As the radius represents half of the diameter, we can calculate it as \(8\).
\( l^2 = h^2 + r^2\)
\(l = \sqrt{(14)^2+(8)^2} \)
\(l = 16.12 \; [\text{in}]\)
Next, we can determine the Surface Area of the Cone:
\(SA_{\text{cone}} = \pi r (l + r)\)
\(SA_{\text{cone}} = \pi \cdot 8 (16.12 + 8)\)
\(SA_{\text{cone}} = \pi \cdot 8(24.12)\)
\(SA_{\text{cone}} = 606.20 \; [\text{in}^2]\)
Then, we can determine the Surface Area of the Hemisphere, which is half that of a regular Sphere:
\(SA_{\text{hemisphere}} = \cfrac{1}{2} 4 \pi r^2 \)
\(SA_{\text{hemisphere}} = 2 \pi (8)^2\)
\(SA_{\text{hemisphere}} = 402.12 \; [\text{in}^2] \)
Finally. we can determine the total Surface Area by combining the individual Surface Areas:
\(SA_{\text{total}} = SA_{\text{cone}} + SA_{\text{hemisphere}} \)
\(SA_{\text{total}} = 606.2 + 402.12\)
\(SA_{\text{total}} = 1008.32 \; [\text{in}^2]\)
Therefore, we can determine that the total Surface Area is \(1008.32 \; [\text{yd}^2]\).
We can determine the Volume of the ice cream cone shape by adding the Volume of the Cone and Hemisphere:
First, we can determine the Volume of the Cone:
\(V_{text{cone}} = \cfrac{1}{3} \pi r^2 h\)
\(V_{text{cone}} = \cfrac{1}{3} \pi (8)^2 (14)\)
\(V_{text{cone}} = 938.29 \; [\text{yd}^3]\)
Next, we can determine the Volume of the Hemisphere, which is half that of a regular sphere:
\(V_{\text{hemisphere}} = \cfrac{1}{2} \cfrac{4}{3} \pi r^3\)
\(V_{\text{hemisphere}} = \cfrac{2}{3} \pi (8)^3\)

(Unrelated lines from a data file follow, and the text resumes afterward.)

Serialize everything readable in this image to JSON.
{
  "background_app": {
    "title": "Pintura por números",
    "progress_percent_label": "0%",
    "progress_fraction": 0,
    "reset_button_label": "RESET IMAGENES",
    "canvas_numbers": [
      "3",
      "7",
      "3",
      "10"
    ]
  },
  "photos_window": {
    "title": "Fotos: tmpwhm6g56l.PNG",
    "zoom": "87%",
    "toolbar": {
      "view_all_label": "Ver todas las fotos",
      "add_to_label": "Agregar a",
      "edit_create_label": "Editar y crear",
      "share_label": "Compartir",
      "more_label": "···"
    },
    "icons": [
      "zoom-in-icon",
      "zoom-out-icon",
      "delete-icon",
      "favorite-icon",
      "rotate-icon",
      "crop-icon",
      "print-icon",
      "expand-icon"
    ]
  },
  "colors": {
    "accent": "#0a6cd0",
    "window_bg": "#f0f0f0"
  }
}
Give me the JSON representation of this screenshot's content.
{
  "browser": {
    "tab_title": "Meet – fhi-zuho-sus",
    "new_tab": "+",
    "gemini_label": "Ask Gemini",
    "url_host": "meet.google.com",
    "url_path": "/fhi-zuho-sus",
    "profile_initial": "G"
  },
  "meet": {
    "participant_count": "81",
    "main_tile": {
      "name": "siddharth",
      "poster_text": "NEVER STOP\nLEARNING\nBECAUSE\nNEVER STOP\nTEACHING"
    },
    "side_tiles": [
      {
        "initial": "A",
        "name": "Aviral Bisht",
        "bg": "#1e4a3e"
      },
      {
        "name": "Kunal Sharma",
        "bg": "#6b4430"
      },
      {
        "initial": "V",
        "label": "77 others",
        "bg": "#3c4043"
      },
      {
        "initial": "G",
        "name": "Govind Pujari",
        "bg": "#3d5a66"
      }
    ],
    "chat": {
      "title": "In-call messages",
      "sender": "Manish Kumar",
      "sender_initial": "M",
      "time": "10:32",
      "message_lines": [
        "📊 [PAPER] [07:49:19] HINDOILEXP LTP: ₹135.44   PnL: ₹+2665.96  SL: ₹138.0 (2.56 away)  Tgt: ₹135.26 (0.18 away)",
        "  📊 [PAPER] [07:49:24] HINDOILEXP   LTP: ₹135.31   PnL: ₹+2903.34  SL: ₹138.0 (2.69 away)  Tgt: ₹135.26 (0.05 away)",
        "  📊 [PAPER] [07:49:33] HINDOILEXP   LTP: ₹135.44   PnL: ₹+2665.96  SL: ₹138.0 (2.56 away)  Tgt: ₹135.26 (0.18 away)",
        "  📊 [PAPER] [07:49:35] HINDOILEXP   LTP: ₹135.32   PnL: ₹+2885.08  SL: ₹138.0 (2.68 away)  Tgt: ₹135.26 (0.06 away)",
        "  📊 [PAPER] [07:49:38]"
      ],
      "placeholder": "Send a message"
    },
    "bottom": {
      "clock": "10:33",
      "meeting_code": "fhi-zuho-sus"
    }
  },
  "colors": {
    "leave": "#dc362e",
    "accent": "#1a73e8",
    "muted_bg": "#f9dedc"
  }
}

\(V_{\text{hemisphere}} = 1072.33 \; [\text{yd}^3]\)
Finally, we can determine the total Volume by combining the individual Volumes:
\(V_{\text{total}} = V_{\text{cone}} + V_{\text{hemisphere}}\)
\(V_{\text{total}} = 938.29 + 1072.33\)
\(V_{\text{total}} = 2010.62 \; [\text{yd}^3]\)
Therefore, we can determine that the total Volume is \(1164 \; [\text{yd}^3]\).